Progress is being made, as evidenced by the Safelight auto claims experience, where customers can initiate a claim on mobile, upload photos of their damaged car and have a payment processed to them that same day.

However, Edwards noted, those automated, digital front-end initiations get a lot more complex when insurance companies are addressing disaster situations like hurricanes. A claim that a car was rear-ended, or even that a basement was flooded from a pipe burst, can be supported by a photo. Proving, though, that one’s house or car was washed out to sea, or that mold from the moisture has made large portions of a home unsafe to occupy, are much harder to do with an uploaded photo.

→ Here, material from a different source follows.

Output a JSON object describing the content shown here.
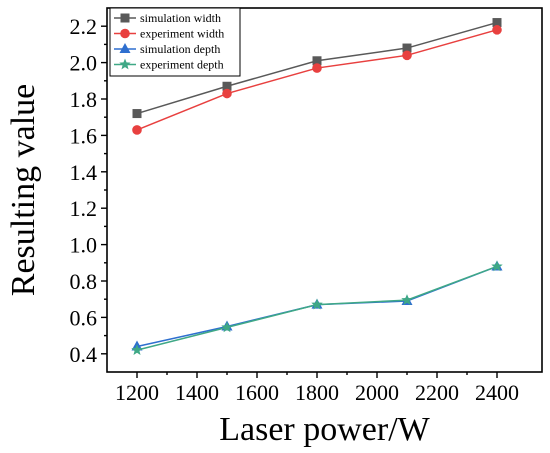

“The universal standard — what I think the industry is building toward within the next few years — is that when a customer has a problem, they can digitally access their insurer and tell them about it, and govern the entire process on digital through getting their money,” Edwards said. “But it’s going to take some building.”

He also told Webster that it won’t just be building the front-end touchpoints for customers to make and verify claims. There’s a lot of friction on the back-end in actually pushing those funds into accounts, particularly when they are large.

Fighting The Hidden Friction

When a customer’s basement floods and they need an $8,000 payment pushed to them, Edwards told Webster, the payment rails are pretty well-suited to get those funds into the receiver’s bank account. However, make that a $25,000, $50,000 or even $250,000 claim, and things get a lot more complicated for all parties involved.

The limits as allowed by the card networks have gone up a lot, he noted, but just because networks allow a $50,000 push payment to ride over their rails, that doesn’t mean those payments reliably end up in the bank accounts of policyholders. A $5,000 payment will be accepted 99.4 percent of the time, but a $50,000 payment will bounce back about half the time. That’s because bank systems are set up to detect and stop payments that seem, on the surface, suspicious.

For an Uber driver whose weekly deposit is about $1,200, a sudden request for a $30,000 deposit into their account will be stopped, even though the payment is a legitimate claims payment for a car that was totaled in the floods brought about by a hurricane. Edwards said this is the expected friction that comes from taking a payment network that was built to take money from consumers and running it in reverse to put funds back into the consumer’s bank account.

“It’s getting better, but it’s going to happen from the bottom up from small claims,” Edwards told Webster. “We can reliably push payments under $10,000 into a consumer’s bank account, but funds to replace a whole house or even a whole car are more complicated, more friction-filled.”

It will change, particularly as banks are learning to look at insurance Merchant Category Codes (MCCs) and realize that larger-than-average transactions are a norm, not a bug. It’s not going to be an easy changeover — as there are a lot of banks and insurance companies in the U.S. — and there are a lot of experiences that need to be redesigned by players with heavy legacy systems to supplant with better digital systems.

However, he noted, the wheels are and have been turning for over a year, and the progress is moving forward.

“It’s not going to be fast,” he said, “but I think you are going to see it moving undeniably forward in the next year [or] two.”